Friday, September 24, 2010

Forget BRICs, bring in New Europe!

Finally found it: this paper on on "Policy Volatility, Institutions and Economic Growth" shows that political volatility negatively affects growth.

This is a piece of evidence that I have been really looking for: it confirms my hypothesis from the Golden Age paper that New Europe will be growing faster in the long term than BRICs and other overpublicized emerging markets because of lower political volality and lower risks of political reversals.

One should not extrapolate the last decade of robust economic growth in emerging markers because if there is one thing certain about the future it is that it will be different than what we imagine it to be today. In 8 out of 10 cases the future is much diffferent than the baseline scenarios of the past.

Today the baseline scenario is the rise of Asia and BRICs and the shift in the global balance of power. I do not dispute that the shift in the global balance of power will happen - it will, mostly because of China, which will go back at some (distant) point in the future to its global role that it has had throughout its thousand years' of history (until 1820 in fact). What I dispute though is the pervasive optimism about the speed of this process, in China, but also and especially in other emerging markets such as BRICs.

I do not share this optimism. I see no reason why we should extrapolate the recent past in the future. BRICs are inherently unstable politically, socially, militarily, ethnically, and religiously. Sooner or later these ultimate drivers of history will rear their (ugly) head again and for BRICs it will not be pretty.

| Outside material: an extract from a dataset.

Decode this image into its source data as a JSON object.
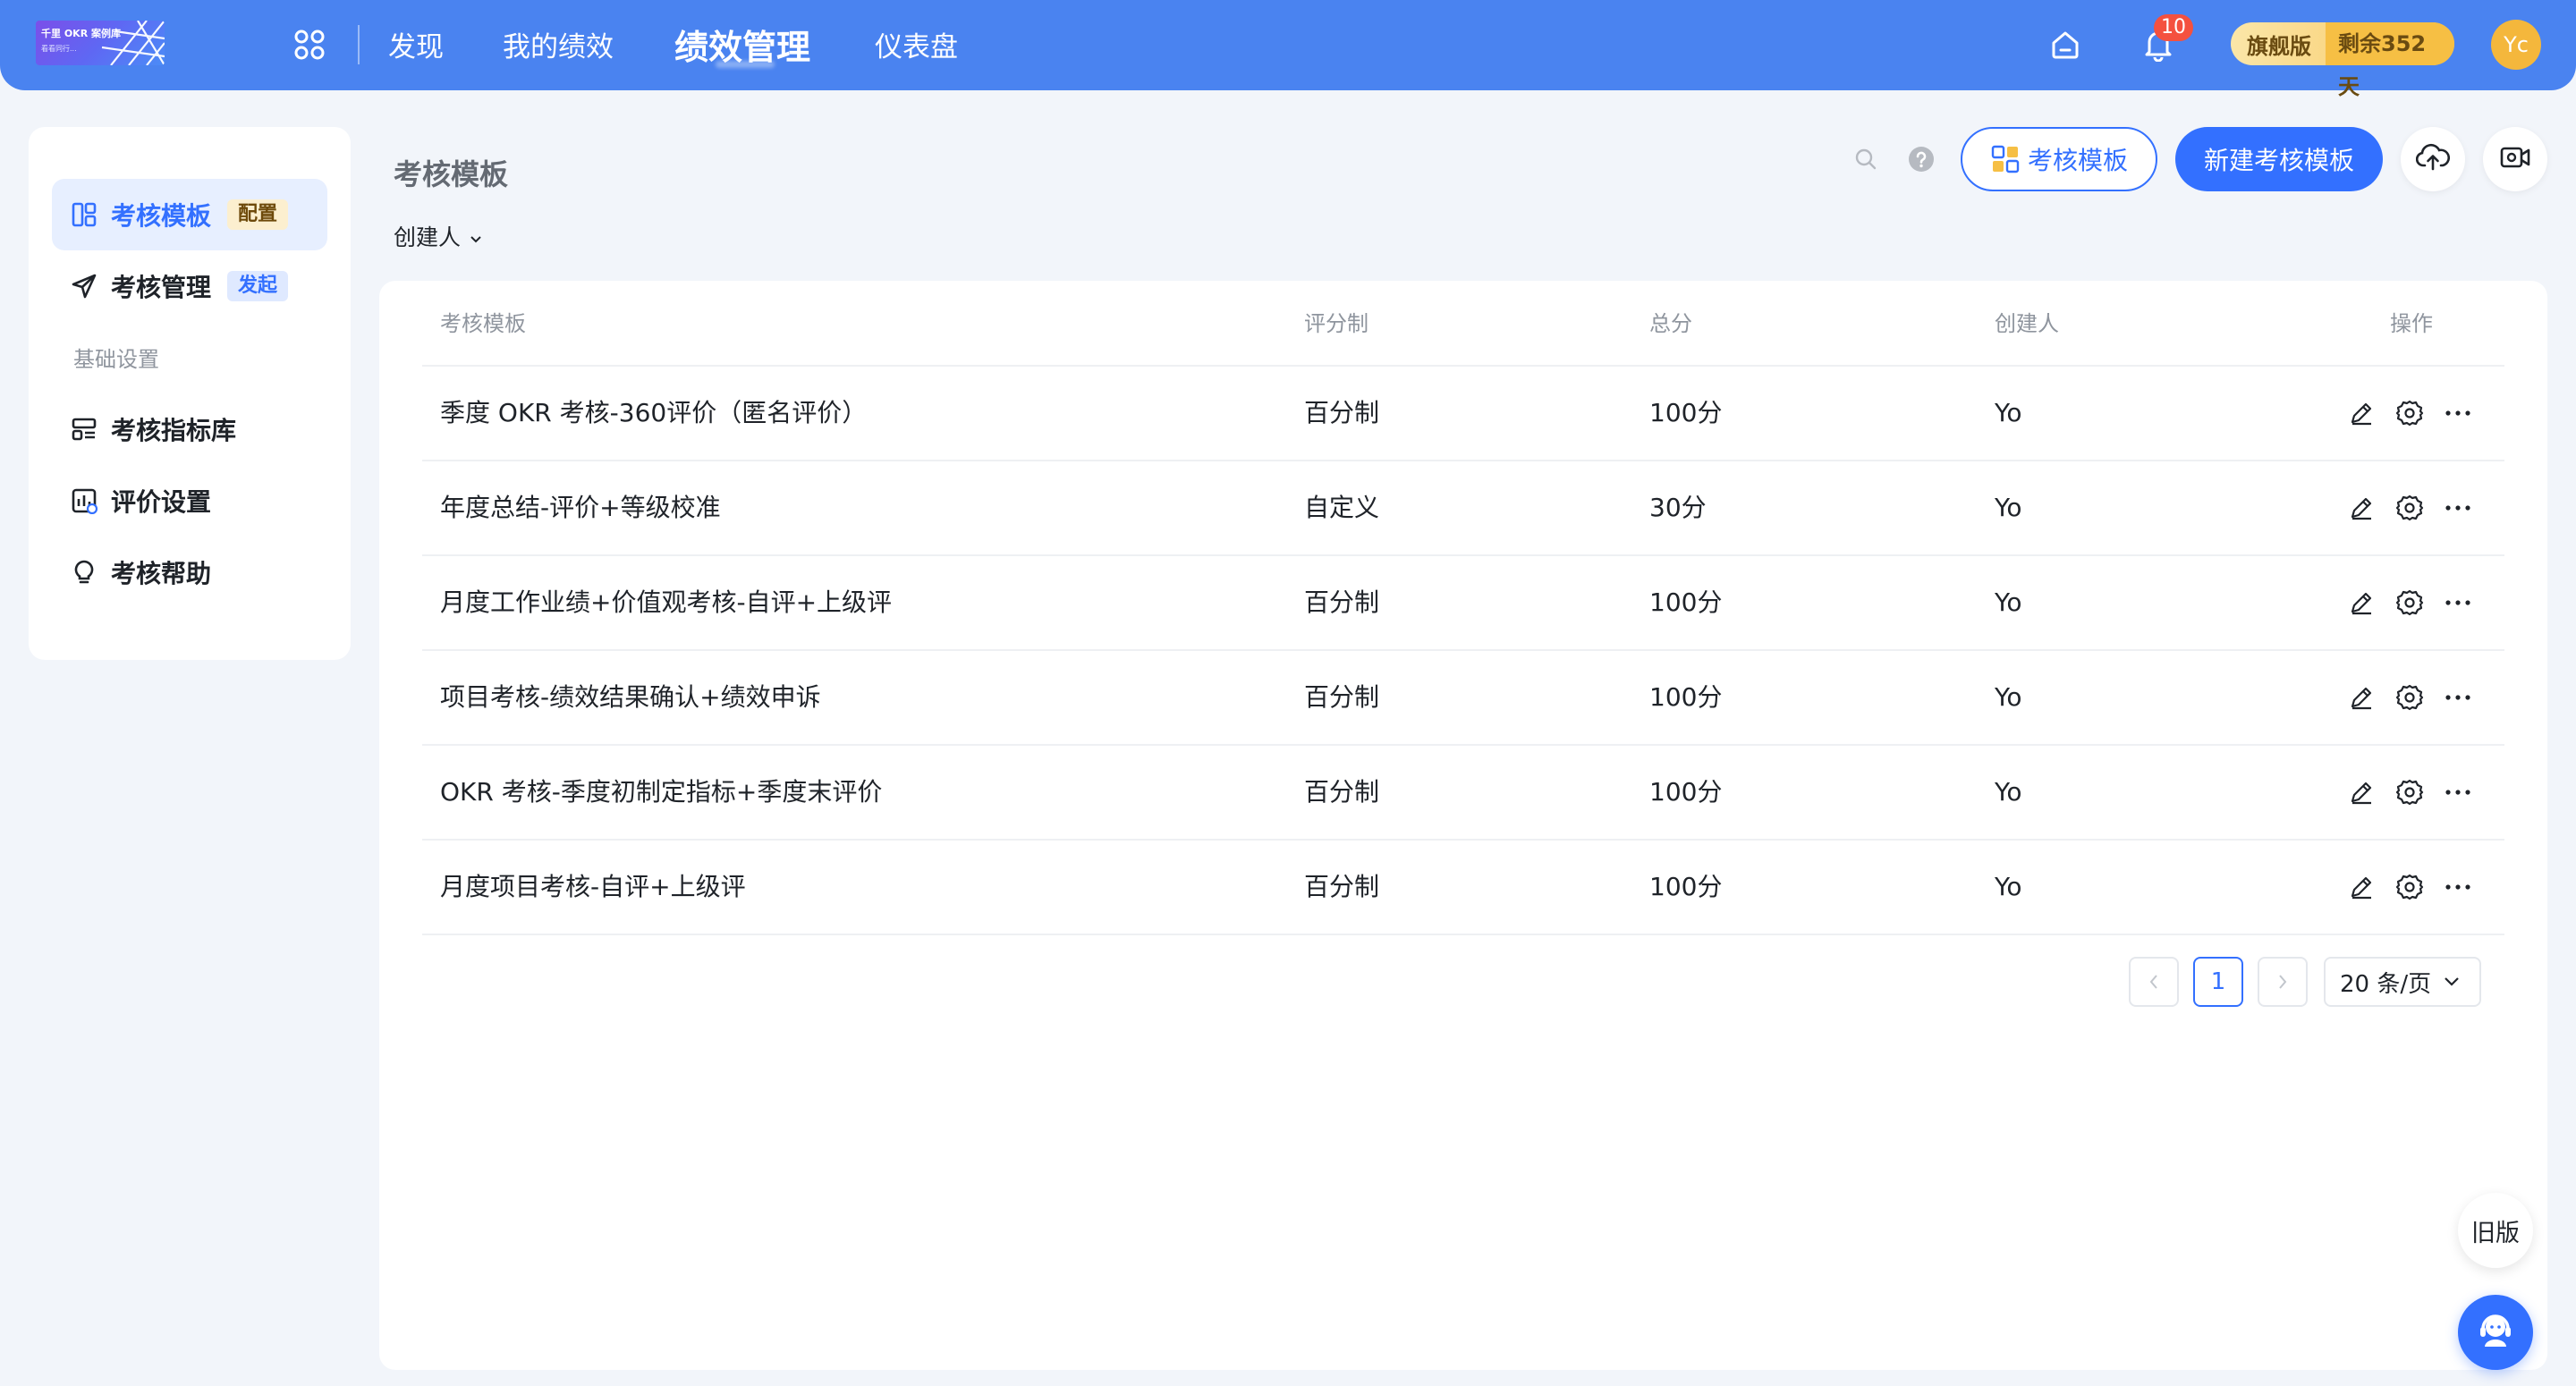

Is Brazil really different this time even though since 1808 it has had intermittent political and economic crises? Will China really be able to deal with economic, political, and social changes brought about by the unprecedently fast and long economic growth? Why are we so optimistic that it will continue to develop at such a fast pace even though the historical experience of other countries throughout centuries suggests otherwise (just take Japan...)? Will Russia really develop now, even though it has not really ever developed economically throughout its long history? Why would it change now? Why are we so optimistic about India after barely 20 years of faster growth when compared with centuries of economic stagnation?